El conquistador interrumpió y lanzó una mirada de incredulidad: 
—Ahora no interesa platicar de signos ni augurios ni aves que vuelvan a sus nidos, interesa sobremanera confirmar tu promesa de que calmarás a la gente.
El emperador decepcionado por la inutilidad de su explicación: 
—Ni la palabra honesta ni la lágrima furtiva traspasan tu coraza de guerrero, pero no tengo nada que hacer con la más justificada de todas mis tristezas. He hablado en demasía, te bastará mi palabra que es de honor...
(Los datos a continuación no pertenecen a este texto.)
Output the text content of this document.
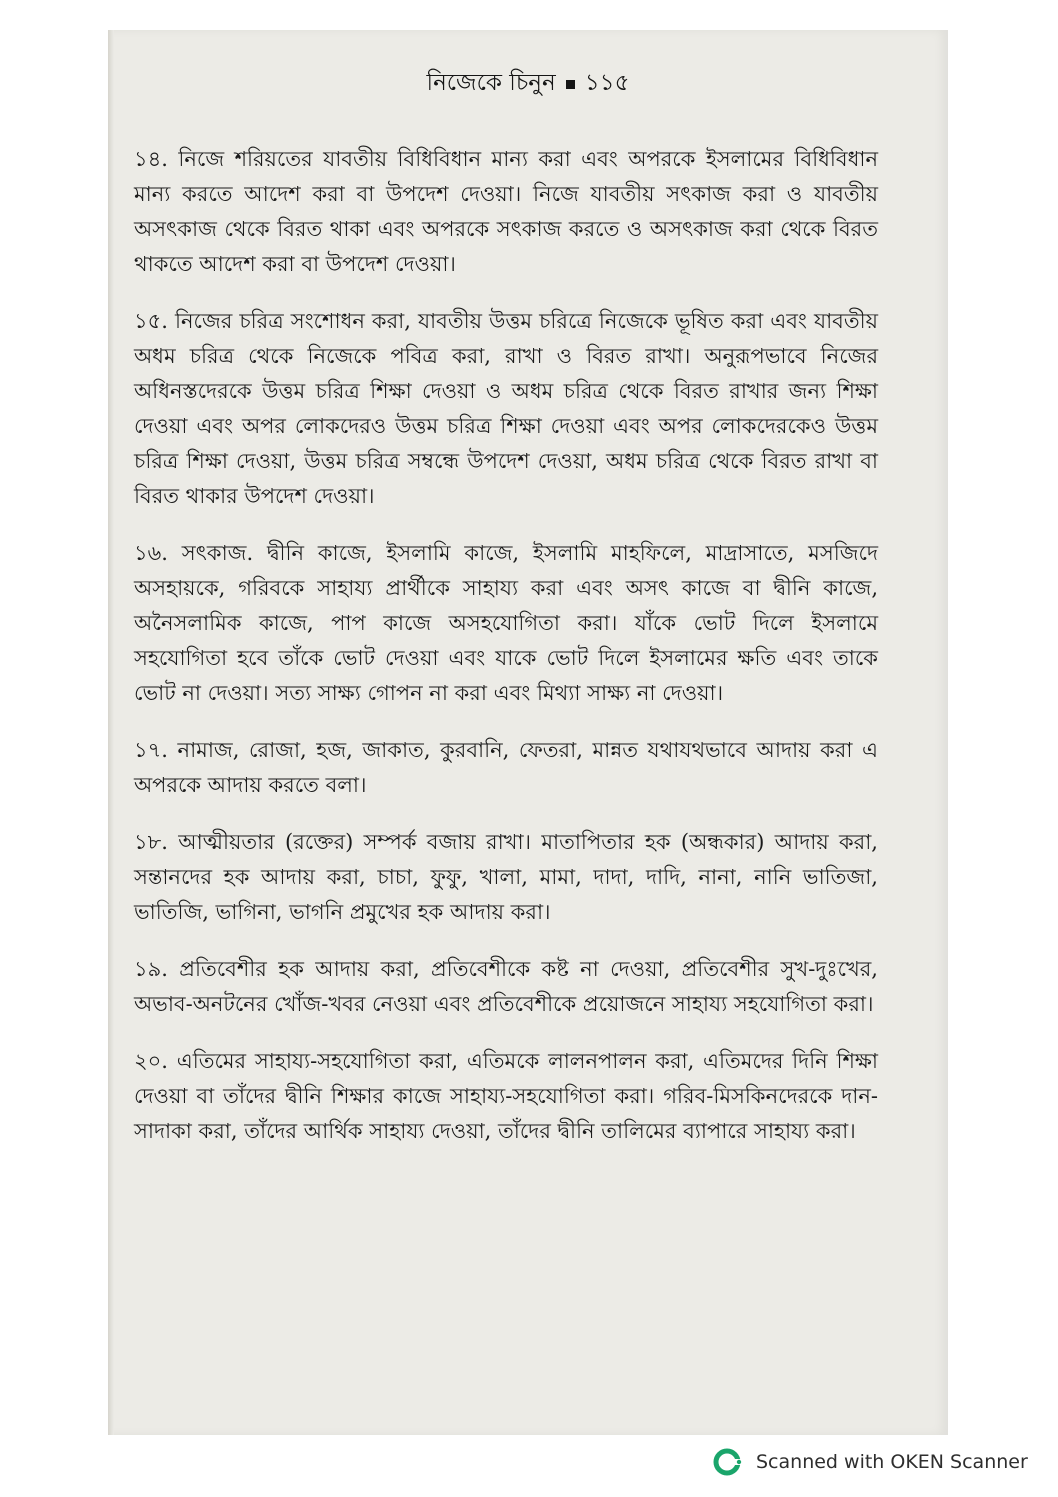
নিজেকে চিনুন ১১৫

১৪. নিজে শরিয়তের যাবতীয় বিধিবিধান মান্য করা এবং অপরকে ইসলামের বিধিবিধান মান্য করতে আদেশ করা বা উপদেশ দেওয়া। নিজে যাবতীয় সৎকাজ করা ও যাবতীয় অসৎকাজ থেকে বিরত থাকা এবং অপরকে সৎকাজ করতে ও অসৎকাজ করা থেকে বিরত থাকতে আদেশ করা বা উপদেশ দেওয়া।

১৫. নিজের চরিত্র সংশোধন করা, যাবতীয় উত্তম চরিত্রে নিজেকে ভূষিত করা এবং যাবতীয় অধম চরিত্র থেকে নিজেকে পবিত্র করা, রাখা ও বিরত রাখা। অনুরূপভাবে নিজের অধিনস্তদেরকে উত্তম চরিত্র শিক্ষা দেওয়া ও অধম চরিত্র থেকে বিরত রাখার জন্য শিক্ষা দেওয়া এবং অপর লোকদেরও উত্তম চরিত্র শিক্ষা দেওয়া এবং অপর লোকদেরকেও উত্তম চরিত্র শিক্ষা দেওয়া, উত্তম চরিত্র সম্বন্ধে উপদেশ দেওয়া, অধম চরিত্র থেকে বিরত রাখা বা বিরত থাকার উপদেশ দেওয়া।

১৬. সৎকাজ. দ্বীনি কাজে, ইসলামি কাজে, ইসলামি মাহফিলে, মাদ্রাসাতে, মসজিদে অসহায়কে, গরিবকে সাহায্য প্রার্থীকে সাহায্য করা এবং অসৎ কাজে বা দ্বীনি কাজে, অনৈসলামিক কাজে, পাপ কাজে অসহযোগিতা করা। যাঁকে ভোট দিলে ইসলামে সহযোগিতা হবে তাঁকে ভোট দেওয়া এবং যাকে ভোট দিলে ইসলামের ক্ষতি এবং তাকে ভোট না দেওয়া। সত্য সাক্ষ্য গোপন না করা এবং মিথ্যা সাক্ষ্য না দেওয়া।

১৭. নামাজ, রোজা, হজ, জাকাত, কুরবানি, ফেতরা, মান্নত যথাযথভাবে আদায় করা এ অপরকে আদায় করতে বলা।

১৮. আত্মীয়তার (রক্তের) সম্পর্ক বজায় রাখা। মাতাপিতার হক (অন্ধকার) আদায় করা, সন্তানদের হক আদায় করা, চাচা, ফুফু, খালা, মামা, দাদা, দাদি, নানা, নানি ভাতিজা, ভাতিজি, ভাগিনা, ভাগনি প্রমুখের হক আদায় করা।

১৯. প্রতিবেশীর হক আদায় করা, প্রতিবেশীকে কষ্ট না দেওয়া, প্রতিবেশীর সুখ-দুঃখের, অভাব-অনটনের খোঁজ-খবর নেওয়া এবং প্রতিবেশীকে প্রয়োজনে সাহায্য সহযোগিতা করা।

২০. এতিমের সাহায্য-সহযোগিতা করা, এতিমকে লালনপালন করা, এতিমদের দিনি শিক্ষা দেওয়া বা তাঁদের দ্বীনি শিক্ষার কাজে সাহায্য-সহযোগিতা করা। গরিব-মিসকিনদেরকে দান-সাদাকা করা, তাঁদের আর্থিক সাহায্য দেওয়া, তাঁদের দ্বীনি তালিমের ব্যাপারে সাহায্য করা।

Scanned with OKEN Scanner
A lo lejos sonó el caracol que atravesó completo el Valle de México y los interrumpió. Según una costumbre ancestral, desde las remotas costas los mercaderes traían piezas de caracol marino casi del tamaño de una cabeza. Al soplar con precisión sobre una incisión central, se crea un sonido bajo y potente, que se expande y obliga a voltear las miradas como si anunciara la proximidad de un temblor de tierra. Según su tradición ritual ese estruendo servía para proclamar eventos solemnes y abrir las grietas del trasmundo.
Cortés levantó la cabeza y pidió atención, sospechando que eso anunciaba una convocatoria para sublevar a la gente.
El caracol volvió, pero no aislado, vibró un coro proveniente desde los cuatro puntos cardinales:
 —¿Qué es eso que escuchamos?
Malintzin contestó a Cortés: 
—Son los caracoles ceremoniales, pero hoy no celebran ritual alguno.
El monarca inclinó la cabeza a modo de despedida: 
—Los caracoles al sonar anuncian el final, después viene una noche profunda con oscuridad sin estrellas y en su pozo sin fondo dormirá la semilla esperando amanecer. Nada quisiera más que apurar ese amanecer cuando el ave regrese al nido, ya que para mí todo lo demás es silencio.